The more you tell, the more you sell. David Ogilvy


A remote dev environment is just one of many use cases for a VPS. They're not the same thing at all.

My brain just isn't good at servers. I have set up many generic cloud servers over the years, but I always hate doing it, it takes me ages to get it right, and I find it hard keep track of everything once set up, and I'm always worried I might have set up something wrong and end up with a security hole or a runaway bill. If I was looking to set up a remote dev environment right now, I would be far more inclined to spend a few dollars per month in overhead for someone to hand-hold me through the process, by providing a clear and simple pricing structure, docs, and support, all narrowly focused on the use case of remote dev environment.

If you're someone who is comfortable playing around with servers, then it makes more sense for you to go lower-level and just set up your own VPS, as you'll probably value the extra freedom and flexibility.

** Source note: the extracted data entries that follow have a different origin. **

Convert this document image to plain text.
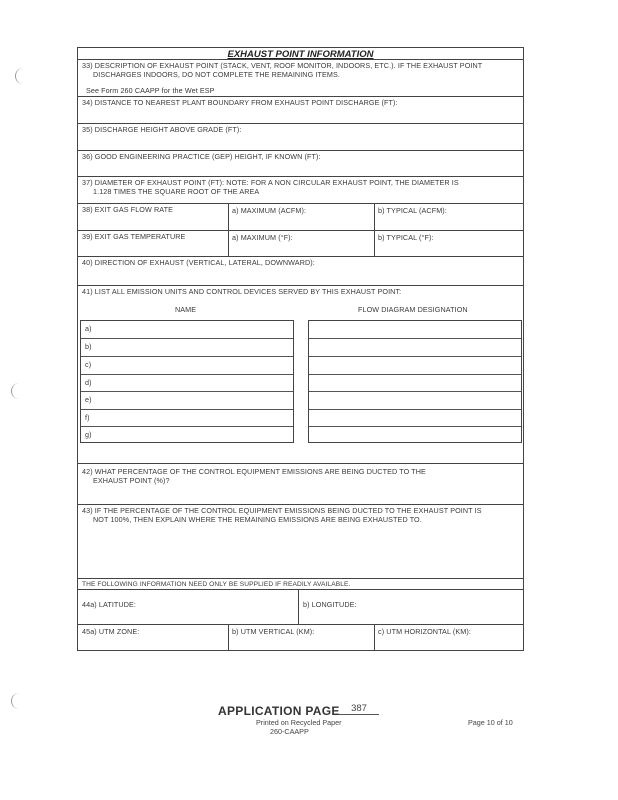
EXHAUST POINT INFORMATION
33) DESCRIPTION OF EXHAUST POINT (STACK, VENT, ROOF MONITOR, INDOORS, ETC.). IF THE EXHAUST POINT
DISCHARGES INDOORS, DO NOT COMPLETE THE REMAINING ITEMS.
See Form 260 CAAPP for the Wet ESP
34) DISTANCE TO NEAREST PLANT BOUNDARY FROM EXHAUST POINT DISCHARGE (FT):
35) DISCHARGE HEIGHT ABOVE GRADE (FT):
36) GOOD ENGINEERING PRACTICE (GEP) HEIGHT, IF KNOWN (FT):
37) DIAMETER OF EXHAUST POINT (FT): NOTE: FOR A NON CIRCULAR EXHAUST POINT, THE DIAMETER IS
1.128 TIMES THE SQUARE ROOT OF THE AREA
38) EXIT GAS FLOW RATE	a) MAXIMUM (ACFM):	b) TYPICAL (ACFM):
39) EXIT GAS TEMPERATURE	a) MAXIMUM (°F):	b) TYPICAL (°F):
40) DIRECTION OF EXHAUST (VERTICAL, LATERAL, DOWNWARD):
41) LIST ALL EMISSION UNITS AND CONTROL DEVICES SERVED BY THIS EXHAUST POINT:
NAME	FLOW DIAGRAM DESIGNATION
a)
b)
c)
d)
e)
f)
g)
42) WHAT PERCENTAGE OF THE CONTROL EQUIPMENT EMISSIONS ARE BEING DUCTED TO THE
EXHAUST POINT (%)?
43) IF THE PERCENTAGE OF THE CONTROL EQUIPMENT EMISSIONS BEING DUCTED TO THE EXHAUST POINT IS
NOT 100%, THEN EXPLAIN WHERE THE REMAINING EMISSIONS ARE BEING EXHAUSTED TO.
THE FOLLOWING INFORMATION NEED ONLY BE SUPPLIED IF READILY AVAILABLE.
44a) LATITUDE:	b) LONGITUDE:
45a) UTM ZONE:	b) UTM VERTICAL (KM):	c) UTM HORIZONTAL (KM):
APPLICATION PAGE	387
Printed on Recycled Paper
260-CAAPP
Page 10 of 10
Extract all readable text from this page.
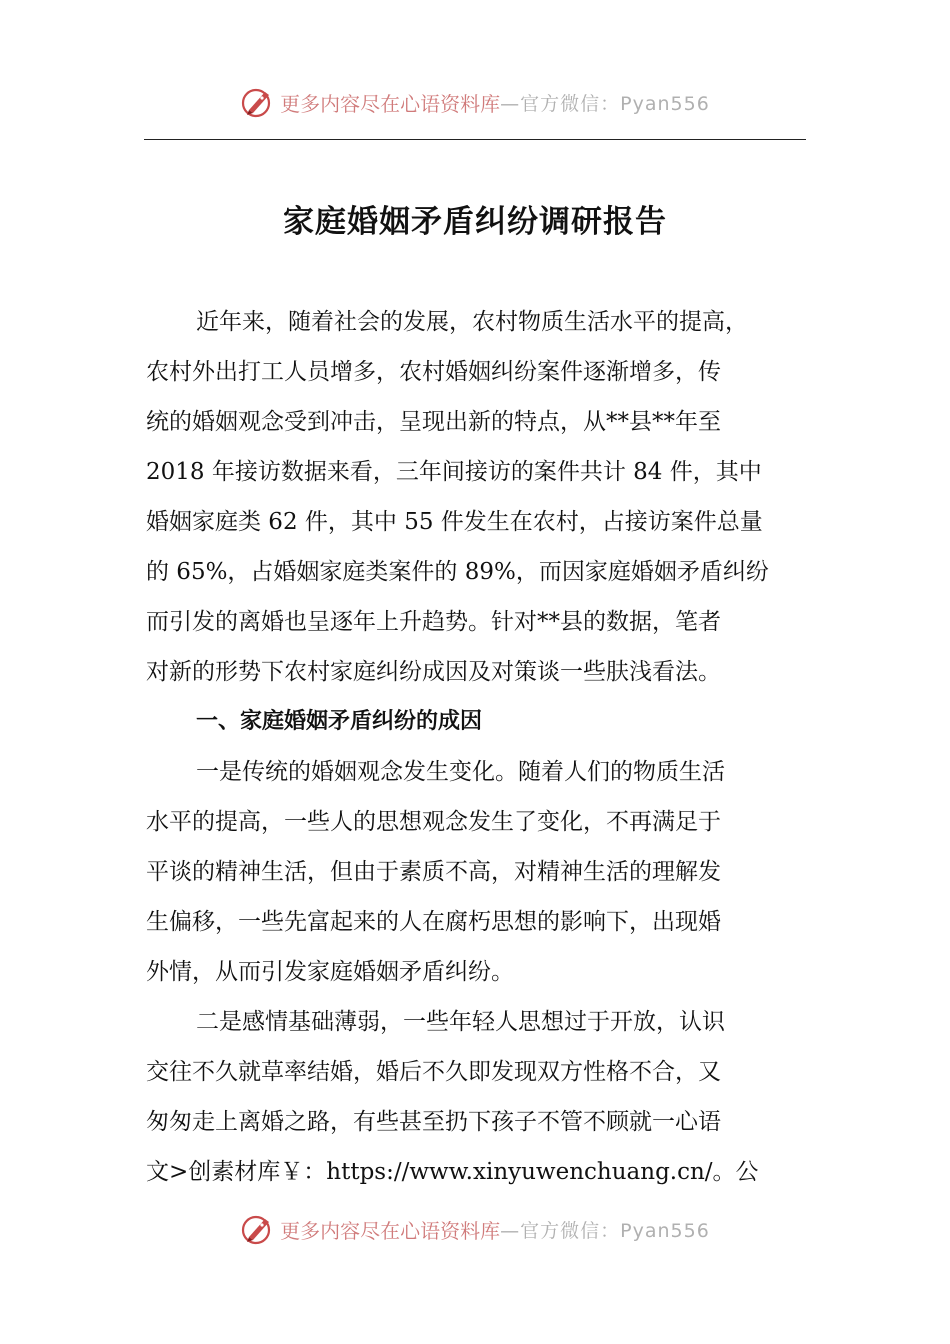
更多内容尽在心语资料库 —官方微信：Pyan556
家庭婚姻矛盾纠纷调研报告
近年来，随着社会的发展，农村物质生活水平的提高，
农村外出打工人员增多，农村婚姻纠纷案件逐渐增多，传
统的婚姻观念受到冲击，呈现出新的特点，从**县**年至
2018 年接访数据来看，三年间接访的案件共计 84 件，其中
婚姻家庭类 62 件，其中 55 件发生在农村，占接访案件总量
的 65%，占婚姻家庭类案件的 89%，而因家庭婚姻矛盾纠纷
而引发的离婚也呈逐年上升趋势。针对**县的数据，笔者
对新的形势下农村家庭纠纷成因及对策谈一些肤浅看法。
一、家庭婚姻矛盾纠纷的成因
一是传统的婚姻观念发生变化。随着人们的物质生活
水平的提高，一些人的思想观念发生了变化，不再满足于
平谈的精神生活，但由于素质不高，对精神生活的理解发
生偏移，一些先富起来的人在腐朽思想的影响下，出现婚
外情，从而引发家庭婚姻矛盾纠纷。
二是感情基础薄弱，一些年轻人思想过于开放，认识
交往不久就草率结婚，婚后不久即发现双方性格不合，又
匆匆走上离婚之路，有些甚至扔下孩子不管不顾就一心语
文>创素材库￥：https://www.xinyuwenchuang.cn/。公
更多内容尽在心语资料库 —官方微信：Pyan556
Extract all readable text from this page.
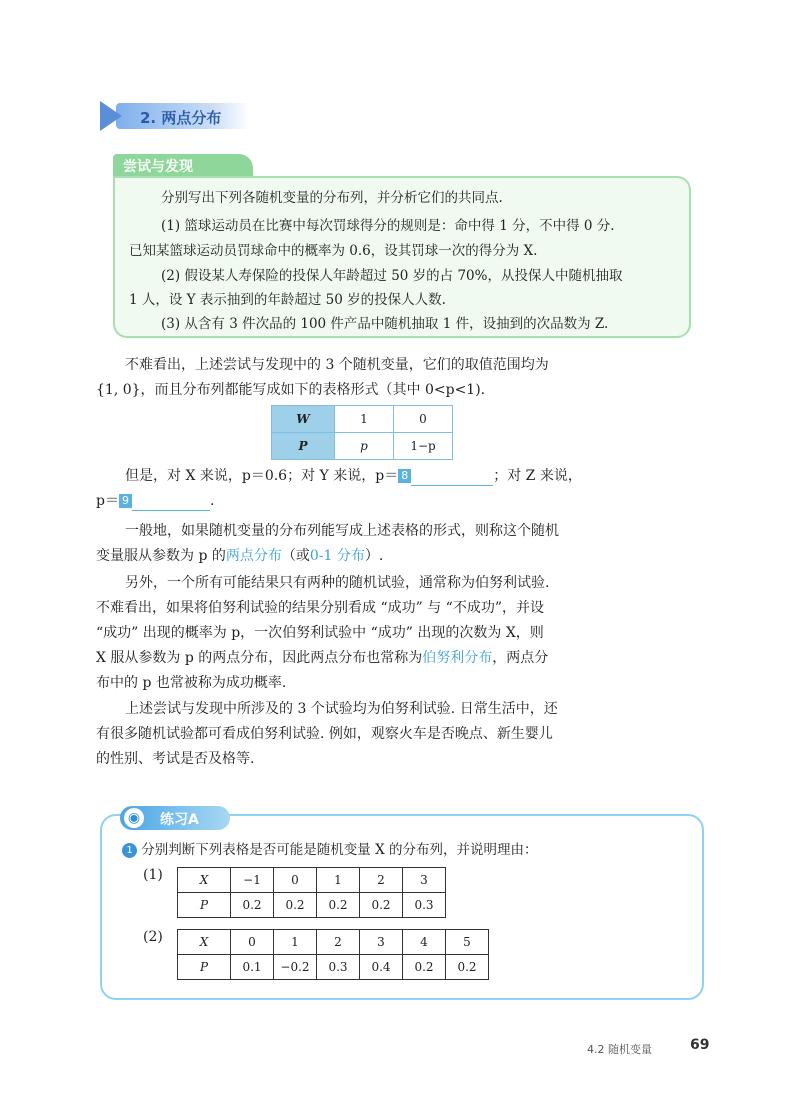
2. 两点分布
尝试与发现
分别写出下列各随机变量的分布列，并分析它们的共同点.
(1) 篮球运动员在比赛中每次罚球得分的规则是：命中得 1 分，不中得 0 分.
已知某篮球运动员罚球命中的概率为 0.6，设其罚球一次的得分为 X.
(2) 假设某人寿保险的投保人年龄超过 50 岁的占 70%，从投保人中随机抽取
1 人，设 Y 表示抽到的年龄超过 50 岁的投保人人数.
(3) 从含有 3 件次品的 100 件产品中随机抽取 1 件，设抽到的次品数为 Z.
不难看出，上述尝试与发现中的 3 个随机变量，它们的取值范围均为
{1, 0}，而且分布列都能写成如下的表格形式（其中 0<p<1).
W	1	0
P	p	1−p
但是，对 X 来说，p＝0.6；对 Y 来说，p＝ 8	；对 Z 来说，
p＝ 9	.
一般地，如果随机变量的分布列能写成上述表格的形式，则称这个随机
变量服从参数为 p 的两点分布（或0-1 分布）.
另外，一个所有可能结果只有两种的随机试验，通常称为伯努利试验.
不难看出，如果将伯努利试验的结果分别看成 “成功” 与 “不成功”，并设
“成功” 出现的概率为 p，一次伯努利试验中 “成功” 出现的次数为 X，则
X 服从参数为 p 的两点分布，因此两点分布也常称为伯努利分布，两点分
布中的 p 也常被称为成功概率.
上述尝试与发现中所涉及的 3 个试验均为伯努利试验. 日常生活中，还
有很多随机试验都可看成伯努利试验. 例如，观察火车是否晚点、新生婴儿
的性别、考试是否及格等.
◉ 练习A
1 分别判断下列表格是否可能是随机变量 X 的分布列，并说明理由：
(1)	X	−1	0	1	2	3
P	0.2	0.2	0.2	0.2	0.3
(2)	X	0	1	2	3	4	5
P	0.1	−0.2	0.3	0.4	0.2	0.2
4.2 随机变量	69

For many developers though, that flexibility isn't worth it for the extra complexity and time it takes.


You don't have to setup anything whatsoever for VSCode Remote-SSH. You give it an IP and user+pass/ssh-key and it takes care of the rest.


Not sure I follow. Presumably that IP has to point to a server that actually exists? What do you mean it takes care of the rest?


The steps necessary for replicating the service are logging into let's say Digitalocean and pressing "create droplet".